Si nous voulons faire un “leave-one-out”, nous ferions (sachant que nos données comptent 342 cas, nous indiquons ici cv.k = 342
) :
penguins_pred_loo <- cvpredict(penguins_lda, cv.k = 342)
# Matrice de confusion
penguins_conf_loo <- confusion(penguins_pred_loo, penguins$species)
plot(penguins_conf_loo)
# 342 items classified with 337 true positives (error = 1.5%)
#
# Global statistics on reweighted data:
# Error rate: 1.5%, F(micro-average): 0.982, F(macro-average): 0.982
#
# # A data.frame: 3 x 3
# ` ` Recall Precision Fscore
# <rownames> <dbl> <dbl> <dbl>
# 1 Gentoo 1 1 1
# 2 Adelie 0.987 0.980 0.983
# 3 Chinstrap 0.956 0.970 0.963
Le résultat est le même.

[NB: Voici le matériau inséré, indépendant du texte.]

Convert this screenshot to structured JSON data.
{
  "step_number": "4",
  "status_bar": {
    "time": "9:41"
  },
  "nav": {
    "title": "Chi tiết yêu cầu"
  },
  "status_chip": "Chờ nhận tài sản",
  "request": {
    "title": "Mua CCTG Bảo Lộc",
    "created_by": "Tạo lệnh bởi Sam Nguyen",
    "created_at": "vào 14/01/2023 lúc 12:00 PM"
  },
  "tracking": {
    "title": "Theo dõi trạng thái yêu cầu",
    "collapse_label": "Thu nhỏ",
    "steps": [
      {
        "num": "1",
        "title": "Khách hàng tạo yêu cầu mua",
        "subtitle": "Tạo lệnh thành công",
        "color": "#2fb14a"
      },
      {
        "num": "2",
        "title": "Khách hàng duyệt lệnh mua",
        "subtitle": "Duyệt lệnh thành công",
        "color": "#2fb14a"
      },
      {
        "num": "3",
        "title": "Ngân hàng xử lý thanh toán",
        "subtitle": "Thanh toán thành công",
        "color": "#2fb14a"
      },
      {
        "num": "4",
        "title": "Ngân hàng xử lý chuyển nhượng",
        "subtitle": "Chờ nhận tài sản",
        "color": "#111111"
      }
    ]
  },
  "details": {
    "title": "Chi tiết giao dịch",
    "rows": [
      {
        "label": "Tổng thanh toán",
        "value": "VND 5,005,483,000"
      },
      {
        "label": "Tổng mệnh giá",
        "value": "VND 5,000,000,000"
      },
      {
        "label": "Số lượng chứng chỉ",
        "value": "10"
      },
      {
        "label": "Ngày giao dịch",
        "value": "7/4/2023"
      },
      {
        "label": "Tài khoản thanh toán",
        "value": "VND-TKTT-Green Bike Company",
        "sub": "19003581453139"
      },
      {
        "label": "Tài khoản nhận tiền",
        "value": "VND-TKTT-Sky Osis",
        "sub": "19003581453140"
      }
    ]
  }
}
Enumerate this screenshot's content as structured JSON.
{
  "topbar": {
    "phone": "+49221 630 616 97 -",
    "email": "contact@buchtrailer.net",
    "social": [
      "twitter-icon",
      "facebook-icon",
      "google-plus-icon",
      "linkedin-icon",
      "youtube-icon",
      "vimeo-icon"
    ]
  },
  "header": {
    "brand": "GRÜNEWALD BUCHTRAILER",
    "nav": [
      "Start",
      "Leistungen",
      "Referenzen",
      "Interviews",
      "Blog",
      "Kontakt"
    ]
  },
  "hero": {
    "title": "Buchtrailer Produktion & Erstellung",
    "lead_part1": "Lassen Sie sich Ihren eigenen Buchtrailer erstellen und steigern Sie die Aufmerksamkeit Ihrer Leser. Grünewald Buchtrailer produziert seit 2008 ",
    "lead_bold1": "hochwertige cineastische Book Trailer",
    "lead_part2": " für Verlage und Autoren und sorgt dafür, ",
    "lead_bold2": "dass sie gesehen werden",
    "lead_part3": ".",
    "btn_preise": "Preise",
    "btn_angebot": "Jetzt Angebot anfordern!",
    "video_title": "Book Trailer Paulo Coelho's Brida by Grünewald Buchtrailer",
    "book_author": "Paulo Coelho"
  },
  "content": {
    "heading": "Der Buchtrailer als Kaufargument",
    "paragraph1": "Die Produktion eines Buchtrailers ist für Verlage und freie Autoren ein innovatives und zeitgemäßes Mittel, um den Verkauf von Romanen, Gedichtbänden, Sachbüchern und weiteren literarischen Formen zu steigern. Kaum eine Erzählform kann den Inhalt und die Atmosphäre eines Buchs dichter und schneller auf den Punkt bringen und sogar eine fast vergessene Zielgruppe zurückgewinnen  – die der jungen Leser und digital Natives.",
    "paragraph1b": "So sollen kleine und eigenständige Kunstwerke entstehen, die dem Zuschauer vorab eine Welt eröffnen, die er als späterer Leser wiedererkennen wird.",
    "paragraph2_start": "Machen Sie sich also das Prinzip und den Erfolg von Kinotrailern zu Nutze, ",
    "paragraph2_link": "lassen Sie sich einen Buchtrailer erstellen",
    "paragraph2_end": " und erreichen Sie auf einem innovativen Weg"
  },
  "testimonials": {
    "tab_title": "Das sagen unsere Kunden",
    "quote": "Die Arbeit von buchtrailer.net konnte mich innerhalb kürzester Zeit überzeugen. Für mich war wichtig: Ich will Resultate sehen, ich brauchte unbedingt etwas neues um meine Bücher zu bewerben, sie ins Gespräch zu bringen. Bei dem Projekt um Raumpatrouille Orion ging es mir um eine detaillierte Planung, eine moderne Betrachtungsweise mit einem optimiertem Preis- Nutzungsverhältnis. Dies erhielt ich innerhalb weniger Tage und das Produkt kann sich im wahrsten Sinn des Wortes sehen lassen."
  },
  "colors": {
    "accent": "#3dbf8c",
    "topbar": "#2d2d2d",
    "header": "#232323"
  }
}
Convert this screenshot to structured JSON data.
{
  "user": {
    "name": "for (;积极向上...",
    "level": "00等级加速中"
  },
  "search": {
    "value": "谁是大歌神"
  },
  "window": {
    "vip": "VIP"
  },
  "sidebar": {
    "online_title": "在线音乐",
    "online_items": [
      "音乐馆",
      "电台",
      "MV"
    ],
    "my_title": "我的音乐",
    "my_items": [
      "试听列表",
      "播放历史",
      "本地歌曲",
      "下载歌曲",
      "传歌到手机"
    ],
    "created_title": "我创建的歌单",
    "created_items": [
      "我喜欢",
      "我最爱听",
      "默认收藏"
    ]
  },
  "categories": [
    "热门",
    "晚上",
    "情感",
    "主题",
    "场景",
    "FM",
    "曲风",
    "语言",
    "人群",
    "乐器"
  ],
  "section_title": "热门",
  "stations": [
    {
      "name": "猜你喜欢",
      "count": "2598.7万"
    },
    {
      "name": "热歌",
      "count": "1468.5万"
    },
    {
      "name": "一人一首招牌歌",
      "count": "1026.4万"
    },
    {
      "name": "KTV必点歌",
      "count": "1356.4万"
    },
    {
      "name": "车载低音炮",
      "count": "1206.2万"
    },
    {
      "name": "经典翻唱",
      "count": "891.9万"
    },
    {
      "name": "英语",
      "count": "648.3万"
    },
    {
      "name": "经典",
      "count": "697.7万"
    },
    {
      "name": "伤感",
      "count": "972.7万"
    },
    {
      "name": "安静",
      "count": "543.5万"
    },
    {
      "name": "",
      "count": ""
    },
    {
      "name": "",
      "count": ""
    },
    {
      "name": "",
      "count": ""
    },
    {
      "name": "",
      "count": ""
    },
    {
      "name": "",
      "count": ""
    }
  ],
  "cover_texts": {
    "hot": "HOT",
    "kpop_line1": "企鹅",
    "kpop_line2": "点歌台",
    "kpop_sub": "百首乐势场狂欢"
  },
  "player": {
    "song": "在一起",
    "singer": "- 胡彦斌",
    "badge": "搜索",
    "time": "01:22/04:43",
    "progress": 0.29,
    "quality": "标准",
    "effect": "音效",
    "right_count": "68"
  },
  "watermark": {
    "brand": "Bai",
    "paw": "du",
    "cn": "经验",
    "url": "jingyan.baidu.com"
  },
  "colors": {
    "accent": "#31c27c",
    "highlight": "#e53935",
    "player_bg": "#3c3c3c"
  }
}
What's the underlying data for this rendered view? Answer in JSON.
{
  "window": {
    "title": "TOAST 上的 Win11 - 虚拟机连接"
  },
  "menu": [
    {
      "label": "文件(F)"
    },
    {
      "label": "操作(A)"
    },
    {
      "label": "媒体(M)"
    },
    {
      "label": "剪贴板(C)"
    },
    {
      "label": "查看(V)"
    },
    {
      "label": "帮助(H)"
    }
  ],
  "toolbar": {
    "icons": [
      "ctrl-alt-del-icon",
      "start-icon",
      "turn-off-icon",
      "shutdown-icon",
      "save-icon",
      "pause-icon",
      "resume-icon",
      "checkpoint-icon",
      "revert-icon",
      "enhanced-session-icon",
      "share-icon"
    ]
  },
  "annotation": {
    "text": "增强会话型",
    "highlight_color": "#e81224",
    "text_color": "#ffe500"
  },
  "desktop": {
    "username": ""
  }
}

Donc, nous venons de montrer que, dans le cas de ce jeu de données et de l’ADL, une validation croisée dix fois permet d’estimer les performances du classifieur aussi bien que l’approche bien plus coûteuse en calculs (342 classifieurs sont calculés et testés) du “leave-one-out”.
À vous de jouer !
Effectuez maintenant les exercices du tutoriel C02La_cv (Validation croisée).
BioDataScience3::run("C02La_cv")
À retenir
Bien que plus complexe en interne, la validation croisée est très facile à utiliser avec {mlearning} grâce à la fonction
cvpredict()
,L’approche par validation croisée optimise l’utilisation des données à disposition. C’est la technique à préférer, sauf si nous disposons vraiment de données à profusion.